Understanding Template

A template is a javascript document which describes the behavior of your virtual device during the simulation.

Once we have figured out what our device lifecycle looks like and what kind of device state variables we will have, we can jump to writing templates. A template is essentially a javascript document which describes how your virtual device will behave during simulation. Every aspect of device behavior which needs to be modeled should be described in the template.

How are the Templates used in the simulation? When a simulation is started, the simulation engine will parse the template and create virtual devices out of it. Each virtual device will have its own memory, state, and connect to the IoT cloud platform, until your simulation is running. Following diagram describes the instantiation of the template.

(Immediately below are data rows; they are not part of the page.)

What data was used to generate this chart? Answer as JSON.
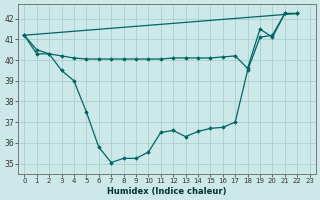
{
  "xlabel": "Humidex (Indice chaleur)",
  "ylabel": "",
  "xlim": [
    -0.5,
    23.5
  ],
  "ylim": [
    34.5,
    42.7
  ],
  "yticks": [
    35,
    36,
    37,
    38,
    39,
    40,
    41,
    42
  ],
  "xticks": [
    0,
    1,
    2,
    3,
    4,
    5,
    6,
    7,
    8,
    9,
    10,
    11,
    12,
    13,
    14,
    15,
    16,
    17,
    18,
    19,
    20,
    21,
    22,
    23
  ],
  "background_color": "#cde8e8",
  "grid_color": "#aacece",
  "line_color": "#006666",
  "series1_x": [
    0,
    1,
    2,
    3,
    4,
    5,
    6,
    7,
    8,
    9,
    10,
    11,
    12,
    13,
    14,
    15,
    16,
    17,
    18,
    19,
    20,
    21,
    22
  ],
  "series1_y": [
    41.2,
    40.5,
    40.3,
    39.5,
    39.0,
    37.5,
    35.8,
    35.05,
    35.25,
    35.25,
    35.55,
    36.5,
    36.6,
    36.3,
    36.55,
    36.7,
    36.75,
    37.0,
    39.5,
    41.1,
    41.2,
    42.25,
    42.25
  ],
  "series2_x": [
    0,
    1,
    2,
    3,
    4,
    5,
    6,
    7,
    8,
    9,
    10,
    11,
    12,
    13,
    14,
    15,
    16,
    17,
    18,
    19,
    20,
    21,
    22
  ],
  "series2_y": [
    41.2,
    40.3,
    40.3,
    40.2,
    40.1,
    40.05,
    40.05,
    40.05,
    40.05,
    40.05,
    40.05,
    40.05,
    40.1,
    40.1,
    40.1,
    40.1,
    40.15,
    40.2,
    39.6,
    41.5,
    41.1,
    42.25,
    42.25
  ],
  "series3_x": [
    0,
    22
  ],
  "series3_y": [
    41.2,
    42.25
  ]
}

Generation of virtual objects from a single template

If you are familiar with C++ or any other object oriented design, think of templates as Classes and virtual devices as Objects. Once a template is defined, you could create as many instances of it as you want.

The template document contains information about messages to be sent to the cloud platform and connectivity information, as well as credentials. When you are writing a template, you will need to define javascript functions. At the end, the function must return the payload which should be sent to your IoT cloud platform. Each of the template function is passed an individual javascript object called state which could be used to hold device specific parameters.

Here is a diagram which explains how the functions within a template are invoked during the simulation run.

The setup function in the template is triggered as the very first function before even the connection is established from the backend. Use this function to retrieve values from persistent storage, initialize one time variables and assign some random names. The setup function doesn't need to return any value.

Once the setup is done, the message function will be invoked with the same state object which was passed earlier. The message function is the core function of the simulation and will define most of the simulation logic. The function is invoked for the specified number of iterations in the template run. The duration between each iteration is also configurable and needs to be specified in the template run parameters.

Should we describe the entire behavior of a device into the single template? Not necessarily. A template could correspond to a single lifecycle event such as software download, user interaction etc. E.g. in the light bulb scenarion we saw earlier, we could create several template for each lifecycle stage or combine all into a single one. So what should be the standard practice? In our recommendation, each template should describe at least one lifecycle stage of the simulated device which can be independently run. E.g. Software update could be simulated using a single template. However, user interaction should be prohibited during the software update. In order to implement this, software update template will create a glob storage variable in order to notify any other templates that the software is currently updating.